The UI's not pretty, but seems to do the job.
I agree with Richard's comments above. The result of the new builds is the following: 1. System -> Administration -> Add/Remove Software 2. Select a package to install, click the Install button. 3. A dialog opens: "Do you want to import key ******* from ******* for *****" Yes/No, click Yes 4. Another dialog opens: "Key will be imported, please try transaction again. This UI will be replaced in future versions of PackageKit - please don't file bugs as an update is being worked on...", click OK. 5. A dialog opens to authenticate as root. 6. After authenticating as root, you must go through the package install process again, which completes successfully without needing to import the key.
Works for me here, too. Thanks a bunch, hughsie.
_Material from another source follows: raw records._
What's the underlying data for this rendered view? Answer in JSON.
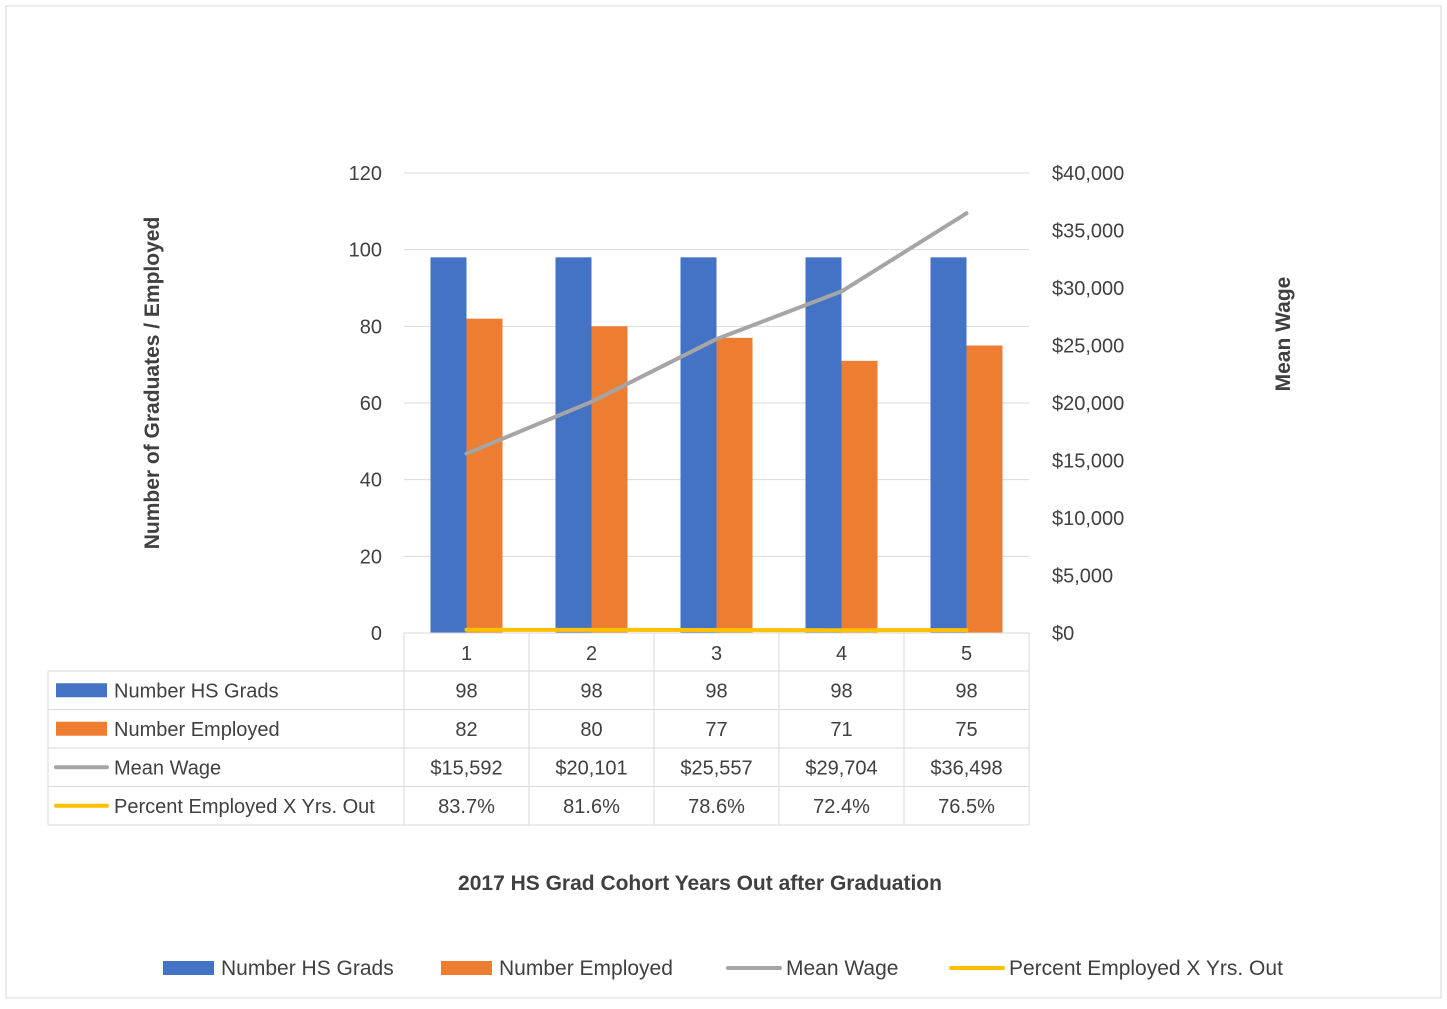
{
  "chart_data": {
    "type": "bar",
    "categories": [
      "1",
      "2",
      "3",
      "4",
      "5"
    ],
    "series": [
      {
        "name": "Number HS Grads",
        "kind": "bar",
        "axis": "left",
        "color": "#4472c4",
        "values": [
          98,
          98,
          98,
          98,
          98
        ]
      },
      {
        "name": "Number Employed",
        "kind": "bar",
        "axis": "left",
        "color": "#ed7d31",
        "values": [
          82,
          80,
          77,
          71,
          75
        ]
      },
      {
        "name": "Mean Wage",
        "kind": "line",
        "axis": "right",
        "color": "#a5a5a5",
        "values": [
          15592,
          20101,
          25557,
          29704,
          36498
        ]
      },
      {
        "name": "Percent Employed X Yrs. Out",
        "kind": "line",
        "axis": "left",
        "color": "#ffc000",
        "values": [
          0.837,
          0.816,
          0.786,
          0.724,
          0.765
        ]
      }
    ],
    "table_rows": [
      {
        "label": "Number HS Grads",
        "cells": [
          "98",
          "98",
          "98",
          "98",
          "98"
        ]
      },
      {
        "label": "Number Employed",
        "cells": [
          "82",
          "80",
          "77",
          "71",
          "75"
        ]
      },
      {
        "label": "Mean Wage",
        "cells": [
          "$15,592",
          "$20,101",
          "$25,557",
          "$29,704",
          "$36,498"
        ]
      },
      {
        "label": "Percent Employed X Yrs. Out",
        "cells": [
          "83.7%",
          "81.6%",
          "78.6%",
          "72.4%",
          "76.5%"
        ]
      }
    ],
    "y_left": {
      "label": "Number of Graduates / Employed",
      "ticks": [
        "0",
        "20",
        "40",
        "60",
        "80",
        "100",
        "120"
      ],
      "range": [
        0,
        120
      ]
    },
    "y_right": {
      "label": "Mean Wage",
      "ticks": [
        "$0",
        "$5,000",
        "$10,000",
        "$15,000",
        "$20,000",
        "$25,000",
        "$30,000",
        "$35,000",
        "$40,000"
      ],
      "range": [
        0,
        40000
      ]
    },
    "xlabel": "2017 HS Grad Cohort Years Out after Graduation",
    "grid": true,
    "legend_placement": "bottom"
  }
}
Yeah, same results here. It's a start. The problem with this implementation is this: a month after F9 release, we'll have 100 updates. Installing those updates will require importing 3 keys - fedora, fedora-security, and fedora-updates. Even if that transaction *contains* a fixed PackageKit, the user will still have to go through the transaction-test/error message/restart transaction 3 times. Ugh.
Okay, closing. What we need to do long term is just import all the keys in /etc/pki/fedora* at anaconda time. I don't know another distro that doesn't trust it's own updates...
Last time this came up I think we discussed doing the key import in the %post of fedora-release.